溺愛予告~御曹司の告白躱します~

「見た目も頭脳も大人なんだから、女の子と腕組んで部屋に入っていったら…することもひとつ…」

ぼそっと言った私の呟きに、水瀬はジョッキを置き、切れ長の目を大きく見開いて私を見る。

ひとつの真実とやらに気付いた水瀬はグッと眉間に皺を寄せ、「とりあえず飲め」と半分残っていたレモンサワーを私に持たせた。


その後、お酒を飲みながらぽつぽつと彰人との事を話す私に嫌な顔ひとつしないで、ずっと聞き役に徹してくれていた水瀬。

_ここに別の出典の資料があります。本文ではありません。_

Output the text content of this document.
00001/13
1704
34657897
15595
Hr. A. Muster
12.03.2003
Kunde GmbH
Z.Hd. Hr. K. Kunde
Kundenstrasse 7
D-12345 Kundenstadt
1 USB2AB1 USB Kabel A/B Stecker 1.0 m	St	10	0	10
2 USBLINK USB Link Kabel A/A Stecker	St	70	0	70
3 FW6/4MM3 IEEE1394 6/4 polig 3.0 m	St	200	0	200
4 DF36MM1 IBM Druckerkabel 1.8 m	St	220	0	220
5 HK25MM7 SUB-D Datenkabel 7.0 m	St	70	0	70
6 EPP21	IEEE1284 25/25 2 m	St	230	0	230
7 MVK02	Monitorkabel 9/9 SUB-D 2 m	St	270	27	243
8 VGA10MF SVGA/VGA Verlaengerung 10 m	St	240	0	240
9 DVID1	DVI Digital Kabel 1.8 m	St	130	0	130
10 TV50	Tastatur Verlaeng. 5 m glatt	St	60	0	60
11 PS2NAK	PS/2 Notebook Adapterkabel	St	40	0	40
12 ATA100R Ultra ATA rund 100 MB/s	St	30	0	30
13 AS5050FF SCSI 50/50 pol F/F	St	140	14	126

一年目は違う現場の事務所に配属されていたから、とんでもない初対面以降同期会以外では全く接点がなかった。
それが二年目から同じ営業課になってよく話すようになり、この彰人の浮気騒動をきっかけにふたりでも飲みに行くようになった私たち。

あんな現場を見ておきながら、私は自分から彰人に別れを切り出したりはしなかった。

もしかしたらただの友達かもしれない。
そんな紙切れよりも薄い期待を捨てられず、半ば意地で付き合いを続けていた。

きっとあの時、既に彰人への気持ちはほとんど残っていなかった。
仕事に夢中で、何ヶ月か会えなくても寂しいと思う気持ちも薄れていた。

それでも会っている間の会話の中に、マンションの部屋に、彼の仕草に、他の女性の影がないか気になってしまう。

矛盾してるし馬鹿みたいだと自分でも思う。

既に大して好きでもない人の気持ちを引き止めるために、今まで以上に良い彼女を演じた。
仕事でもなかなか成果が出なかったあの頃、彼氏にまで価値がないと切り捨てられるのは耐えられなかったから。

結果、私は仕事と恋愛を両立させようと躍起になるあまり、職場で倒れて同僚に迷惑を掛けた。